O órgão implantará um plano operacional com o objetivo de minimizar os impactos no trânsito. A operação irá focar os corredores que dão acesso às estações de metrô.

A SPTrans --estatal municipal responsável pelos ônibus municipais-- irá acionar o Paese (Plano de Atendimento entre Empresas de Transporte em Situação de Emergência).

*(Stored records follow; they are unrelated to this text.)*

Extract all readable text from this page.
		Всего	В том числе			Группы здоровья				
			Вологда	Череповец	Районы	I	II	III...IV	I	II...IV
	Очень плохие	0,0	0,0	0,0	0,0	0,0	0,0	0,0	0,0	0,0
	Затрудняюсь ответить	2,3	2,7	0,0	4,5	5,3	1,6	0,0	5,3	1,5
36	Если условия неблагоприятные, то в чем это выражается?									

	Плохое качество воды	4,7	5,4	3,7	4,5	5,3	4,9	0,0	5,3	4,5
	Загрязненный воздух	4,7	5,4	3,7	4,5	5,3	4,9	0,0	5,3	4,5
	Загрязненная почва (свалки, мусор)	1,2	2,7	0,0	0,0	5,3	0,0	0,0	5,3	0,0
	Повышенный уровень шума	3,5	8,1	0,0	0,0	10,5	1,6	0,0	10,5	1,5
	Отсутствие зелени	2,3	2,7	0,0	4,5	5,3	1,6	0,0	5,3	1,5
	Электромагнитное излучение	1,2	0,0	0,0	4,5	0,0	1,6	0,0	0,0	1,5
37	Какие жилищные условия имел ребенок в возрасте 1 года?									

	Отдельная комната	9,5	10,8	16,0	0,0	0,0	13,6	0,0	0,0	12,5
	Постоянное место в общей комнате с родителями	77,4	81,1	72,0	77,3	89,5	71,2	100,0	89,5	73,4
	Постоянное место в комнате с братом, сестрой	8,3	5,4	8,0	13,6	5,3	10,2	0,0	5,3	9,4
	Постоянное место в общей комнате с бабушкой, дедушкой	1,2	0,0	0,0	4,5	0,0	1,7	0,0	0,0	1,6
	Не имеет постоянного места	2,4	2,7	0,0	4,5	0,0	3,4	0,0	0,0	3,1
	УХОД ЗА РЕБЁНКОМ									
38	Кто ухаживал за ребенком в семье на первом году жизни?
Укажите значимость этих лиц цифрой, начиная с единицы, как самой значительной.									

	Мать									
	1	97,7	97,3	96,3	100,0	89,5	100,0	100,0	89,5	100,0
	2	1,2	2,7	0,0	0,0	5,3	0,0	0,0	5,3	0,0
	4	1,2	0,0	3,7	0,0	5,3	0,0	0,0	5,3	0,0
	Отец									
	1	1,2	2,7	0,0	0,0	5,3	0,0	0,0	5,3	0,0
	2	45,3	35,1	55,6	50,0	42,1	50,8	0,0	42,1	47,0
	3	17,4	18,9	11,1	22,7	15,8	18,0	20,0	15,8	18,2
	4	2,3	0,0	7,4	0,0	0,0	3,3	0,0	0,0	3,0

As linhas de ônibus que operam com destino às estações de metrô serão estendidas até a região central da capital.

Greves

Os trabalhadores do Metrô de São Paulo e das linhas 11-coral (Luz/Estudantes) e 12-safira (Brás/Calmon Viana) da CPTM decidiram em assembleias realizadas nesta terça-feira (22) entrar em greve a partir da 0h desta quarta-feira (23).

Segundo o sindicato dos metroviários de São Paulo, trabalhadores que entrariam no turno da noite nesta terça já estão em greve --para atender os usuários até a meia-noite, funcionários da tarde vão prolongar o expediente.

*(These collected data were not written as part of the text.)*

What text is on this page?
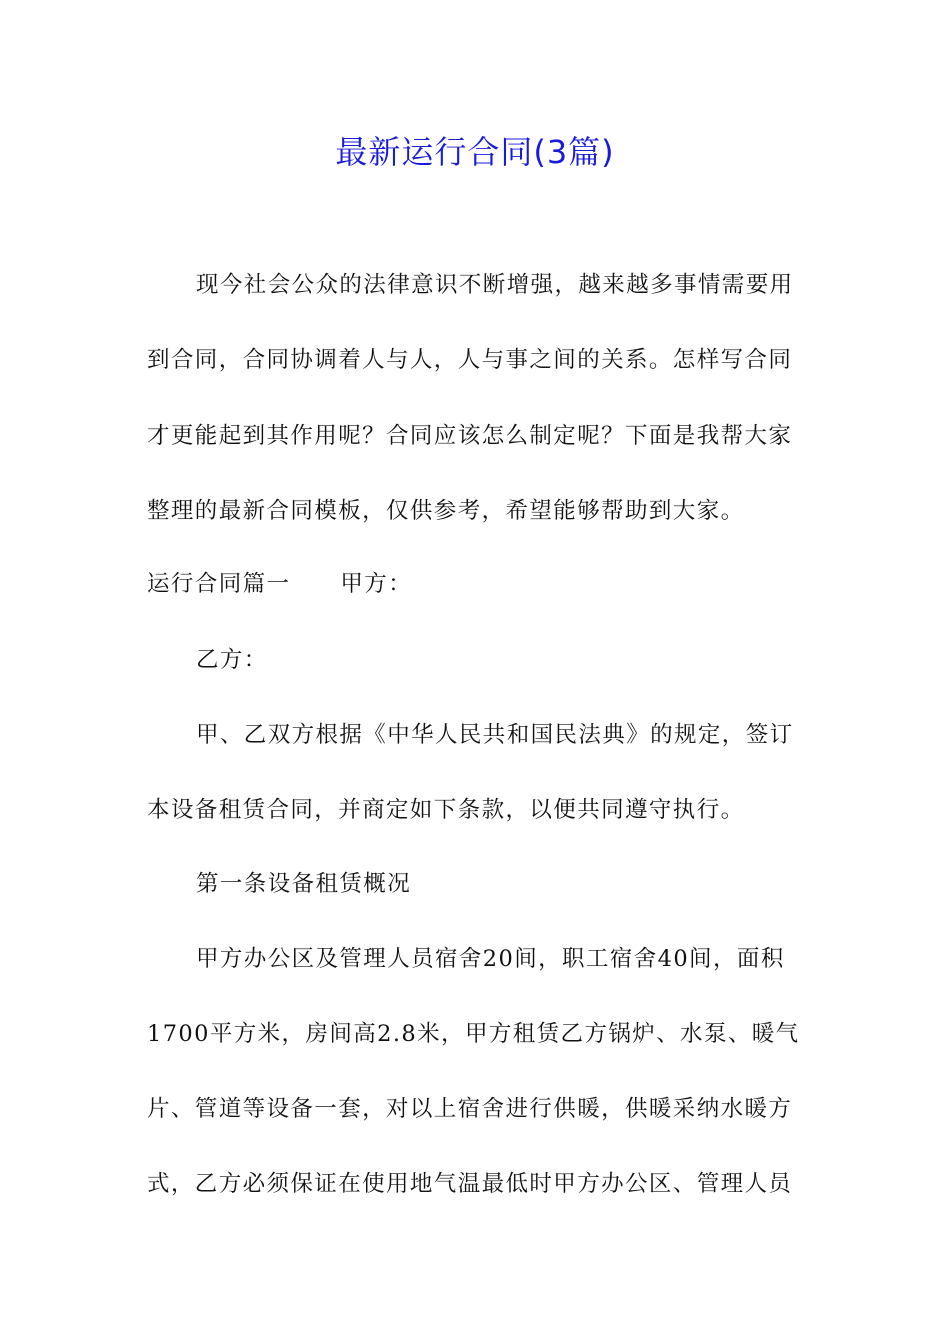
最新运行合同(3篇)
现今社会公众的法律意识不断增强，越来越多事情需要用
到合同，合同协调着人与人，人与事之间的关系。怎样写合同
才更能起到其作用呢？合同应该怎么制定呢？下面是我帮大家
整理的最新合同模板，仅供参考，希望能够帮助到大家。
运行合同篇一 甲方：
乙方：
甲、乙双方根据《中华人民共和国民法典》的规定，签订
本设备租赁合同，并商定如下条款，以便共同遵守执行。
第一条设备租赁概况
甲方办公区及管理人员宿舍20间，职工宿舍40间，面积
1700平方米，房间高2.8米，甲方租赁乙方锅炉、水泵、暖气
片、管道等设备一套，对以上宿舍进行供暖，供暖采纳水暖方
式，乙方必须保证在使用地气温最低时甲方办公区、管理人员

No caso do Metrô, não funcionarão as linhas 1-azul, 2-verde, 3-vermelha e 5-lilás. A linha quatro-amarela, por pertencer a um consórcio, não deverá ser afetada pela paralisação.

A decisão foi tomada depois de uma audiência entre representantes do sindicato e da Companhia do Metropolitano de São Paulo (Metrô), realizada à tarde, no TRT (Tribunal Regional do Trabalho), e que terminou sem acordo.

Os metroviários exigiam 5,13% de reposição salarial e 14,99% de ganho real e criticavam o fato de as contratações não terem sido suficientes para atender o número maior de passageiros transportados. Com a operação da linha 4-amarela, o movimento de passageiros aumentou para 4,4 milhões de pessoas por dia.

O estado de greve foi decretado pelos trabalhadores em assembleia realizada no último dia 16 –mesmo dia em que um acidente envolvendo dois trens na linha 3-vermelha deixou 49 pessoas feridas.

A categoria também exige equiparação salarial, jornada de 36 horas semanais e adicional de risco de vida de 30%.

O Metrô propôs reposição de 4,67% e 0,50% de aumento real a partir da data-base de 1º de maio, além de reajuste no vale-alimentação e no auxílio-creche também no índice de 4,67%. A companhia informou ainda que mantém a PLR (Participação nos Lucros e Resultados) para os metroviários.

Já os ferroviários querem aumento de 7,05%, além de tíquete refeição no valor de R$ 21,50. A proposta da CPTM é de reajuste de 6,17% e tíquete refeição de R$ 19,50.

As negociações da categoria com a Companhia Paulista de Trens Metropolitanos começaram em março e as tratativas passaram a ser intermediadas pela Justiça trabalhista em maio, sem previsão de data de realização.

O Sindicato dos Ferroviários de São Paulo convocou uma assembleia para a tarde desta quarta-feira (23) para definir sua posição.

Outros Estados

Greves de ônibus, trens urbanos e metrô causam transtornos a cerca de 900 mil pessoas em capitais do nordeste. Em Maceió, João Pessoa e Natal, os trens fazem apenas 30% das viagens diárias. No Recife, o metrô opera há oito dias com 50% das viagens e em horários de pico – das 5h às 9h e das 16h às 20h.

Segundo a CBTU (Companhia Brasileira de Trens Urbanos), são 300 mil pessoas prejudicadas. A greve dos servidores completou oito dias nesta terça-feira (22).

Em São Luís, os rodoviários endureceram a paralisação nesta segunda-feira (21), e 100% dos ônibus estão parados nas garagens. Segundo as empresas de ônibus, 600 mil usuários circulam pelos coletivos na capital e região metropolitana. A greve teve início na terça-feira da semana passada (15).

O metrô em Belo Horizonte também está paralisado desde o dia 14, afetando o cotidiano de aproximadamente 215 mil pessoas na capital mineira. Lá, os trens só funcionam nos horários de pico – das 5h20 às 8h30 e das 17h às 19h30.

O Rio Grande do Sul também sofreu nesta segunda-feira (21) com uma paralisação de 24 horas da Trensurb. O Sindicato dos trabalhadores em Empresas de Transportes Metroviário e Conexas do Estado do Rio Grande do Sul reivindica reajuste de 21,51% nos salários.